Expect to be exhausted and unsettled after reading the first half of the book because that is the author’s goal. Wallace-Wells believes the evidence of the great harm global climate change will do is everywhere, it is irrefutable, and action must be taken now.
You will be exhausted all the more if you attempt to impose a consistent, analytic structure when reading his headlines. The author jumps around a lot—sometimes even in one paragraph. His headlines vary in terms of how much mitigation or adaptation is presumed. They vary in the geographic location of the impact—the United States, Europe, Africa, the globe. And they vary by the time frame in which the events are expected to happen. But, again, disciplined detail is not the goal for the author here. Indeed, what analysts might call “jumping around” is Wallace-Wells purposefully calling on the reader to consider all the possibilities, including the worst case.
Note, too, that if you want to go behind these headlines, you are on your own to check his sources. Give Wallace-Wells full credit for citing his support for his conclusions. However, you will not find in the book much summary, analysis, explanation, or context.
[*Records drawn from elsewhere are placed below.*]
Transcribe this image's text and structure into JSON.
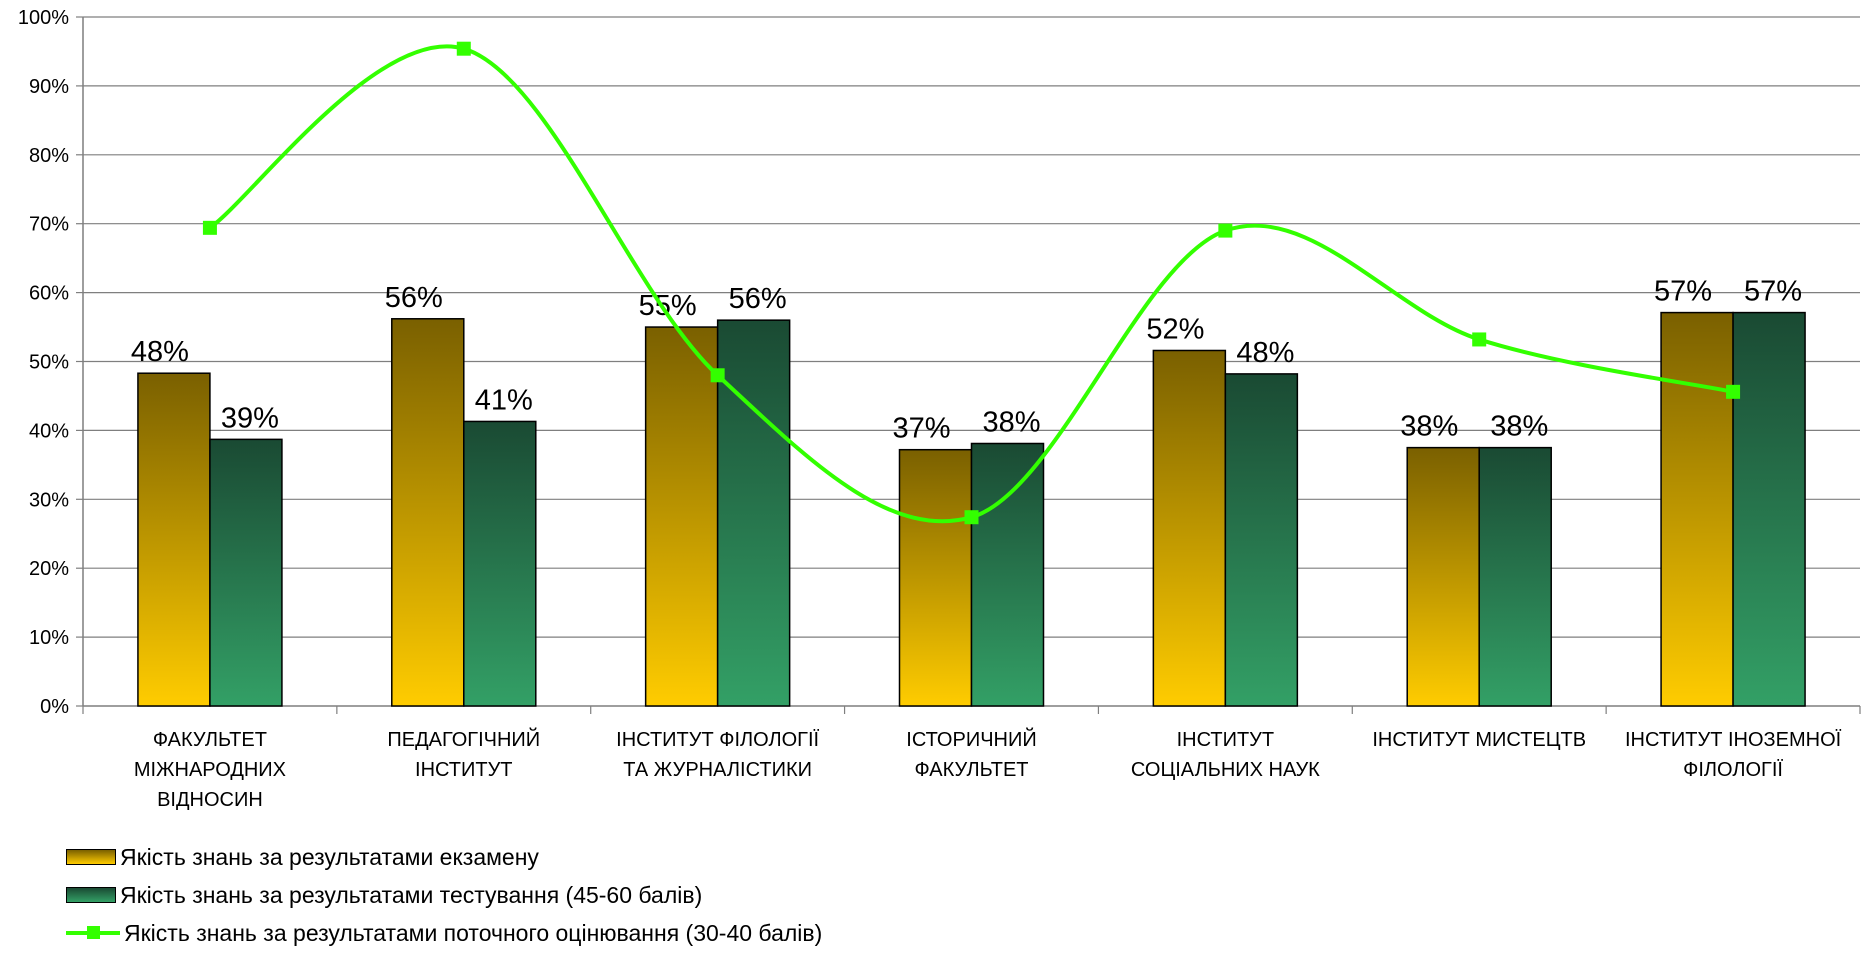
{
  "chart_data": {
    "type": "bar",
    "categories": [
      [
        "ФАКУЛЬТЕТ",
        "МІЖНАРОДНИХ",
        "ВІДНОСИН"
      ],
      [
        "ПЕДАГОГІЧНИЙ",
        "ІНСТИТУТ"
      ],
      [
        "ІНСТИТУТ ФІЛОЛОГІЇ",
        "ТА ЖУРНАЛІСТИКИ"
      ],
      [
        "ІСТОРИЧНИЙ",
        "ФАКУЛЬТЕТ"
      ],
      [
        "ІНСТИТУТ",
        "СОЦІАЛЬНИХ НАУК"
      ],
      [
        "ІНСТИТУТ МИСТЕЦТВ"
      ],
      [
        "ІНСТИТУТ ІНОЗЕМНОЇ",
        "ФІЛОЛОГІЇ"
      ]
    ],
    "series": [
      {
        "name": "Якість знань за результатами екзамену",
        "type": "bar",
        "values": [
          48.3,
          56.2,
          55.0,
          37.2,
          51.6,
          37.5,
          57.1
        ],
        "labels": [
          "48%",
          "56%",
          "55%",
          "37%",
          "52%",
          "38%",
          "57%"
        ],
        "color_top": "#7a6000",
        "color_bottom": "#ffcc00"
      },
      {
        "name": "Якість знань за результатами тестування (45-60 балів)",
        "type": "bar",
        "values": [
          38.7,
          41.3,
          56.0,
          38.1,
          48.2,
          37.5,
          57.1
        ],
        "labels": [
          "39%",
          "41%",
          "56%",
          "38%",
          "48%",
          "38%",
          "57%"
        ],
        "color_top": "#1a4a33",
        "color_bottom": "#33a066"
      },
      {
        "name": "Якість знань за результатами поточного оцінювання (30-40 балів)",
        "type": "line",
        "smooth": true,
        "values": [
          69.4,
          95.4,
          48.0,
          27.4,
          69.0,
          53.2,
          45.6
        ],
        "color": "#33ff00"
      }
    ],
    "y_ticks": [
      "0%",
      "10%",
      "20%",
      "30%",
      "40%",
      "50%",
      "60%",
      "70%",
      "80%",
      "90%",
      "100%"
    ],
    "ylim": [
      0,
      100
    ],
    "grid": true,
    "legend_position": "bottom-left"
  }
}
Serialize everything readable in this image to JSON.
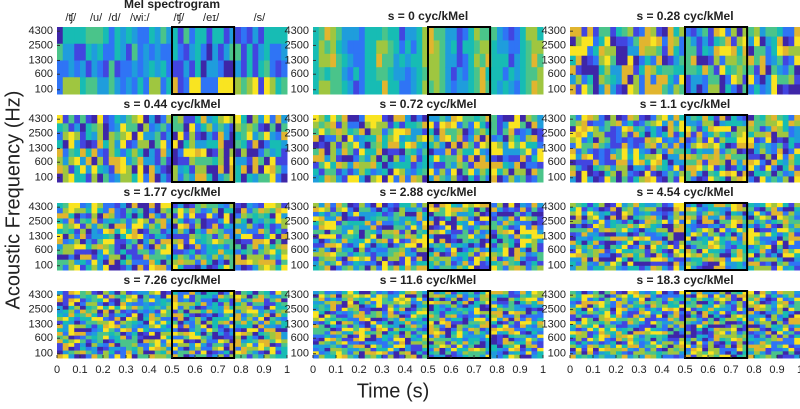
{
  "chart_data": {
    "type": "spectrogram-grid",
    "ylabel": "Acoustic Frequency (Hz)",
    "xlabel": "Time (s)",
    "yscale": "mel",
    "xlim": [
      0,
      1
    ],
    "xticks": [
      0,
      0.1,
      0.2,
      0.3,
      0.4,
      0.5,
      0.6,
      0.7,
      0.8,
      0.9,
      1
    ],
    "ylim": [
      0,
      5000
    ],
    "yticks": [
      100,
      600,
      1300,
      2500,
      4300
    ],
    "highlight_x": [
      0.5,
      0.77
    ],
    "phonemes": [
      {
        "label": "/ʧ/",
        "x": 0.06
      },
      {
        "label": "/u/",
        "x": 0.17
      },
      {
        "label": "/d/",
        "x": 0.25
      },
      {
        "label": "/wi:/",
        "x": 0.36
      },
      {
        "label": "/ʧ/",
        "x": 0.53
      },
      {
        "label": "/eɪ/",
        "x": 0.67
      },
      {
        "label": "/s/",
        "x": 0.88
      }
    ],
    "panels": [
      {
        "title": "Mel spectrogram"
      },
      {
        "title": "s = 0 cyc/kMel"
      },
      {
        "title": "s = 0.28 cyc/kMel"
      },
      {
        "title": "s = 0.44 cyc/kMel"
      },
      {
        "title": "s = 0.72 cyc/kMel"
      },
      {
        "title": "s = 1.1 cyc/kMel"
      },
      {
        "title": "s = 1.77 cyc/kMel"
      },
      {
        "title": "s = 2.88 cyc/kMel"
      },
      {
        "title": "s = 4.54 cyc/kMel"
      },
      {
        "title": "s = 7.26 cyc/kMel"
      },
      {
        "title": "s = 11.6 cyc/kMel"
      },
      {
        "title": "s = 18.3 cyc/kMel"
      }
    ]
  }
}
With the first half of his book Wallace-Wells takes a fair shot at setting off the alarms and getting people to care more and do more about global climate change; that includes people who have been indifferent or skeptical. In the second half of the book, to some extent, he may undermine what he accomplished in the first half of the book by taking on ideological issues. Chief among these is the attack on capitalism.
One quote conveys the flavor of this attack. He suggests that, as the impacts of climate change worsen, we will take a different view of our history and progress. He writes that we will see “the last several hundred years, which many in the West saw as a simple line of progress and growing prosperity, rendered instead as a prelude to mass climate suffering.”
At the same time, he is right to point out that we do not need ideological attacks on science either. As Wallace-Wells writes, those who unfairly attack the science on climate change are making an “incredibly high-stakes wager on the legitimacy and validity of science and the scientific method itself.”
Finally, the purpose of the book is to provoke action, but Wallace-Wells fails to provide any detailed statement of the actions that should be taken, or the policies that should be put in place to prompt those actions. At best, he provides only short bursts of broad policy proposals. One such burst lists a carbon tax, a phasing out of dirty energy, new agricultural practices, a shift from meat and dairy in our diet, and investment in green energy and carbon capture.
Wallace-Wells concludes by writing that, if we do not address climate change, we are “collectively walking down a path of suicide.” What we need is an alternative path built on political and policy compromise that allows us all to walk together toward effective limitations on, mitigation for, and adaptation to climate change.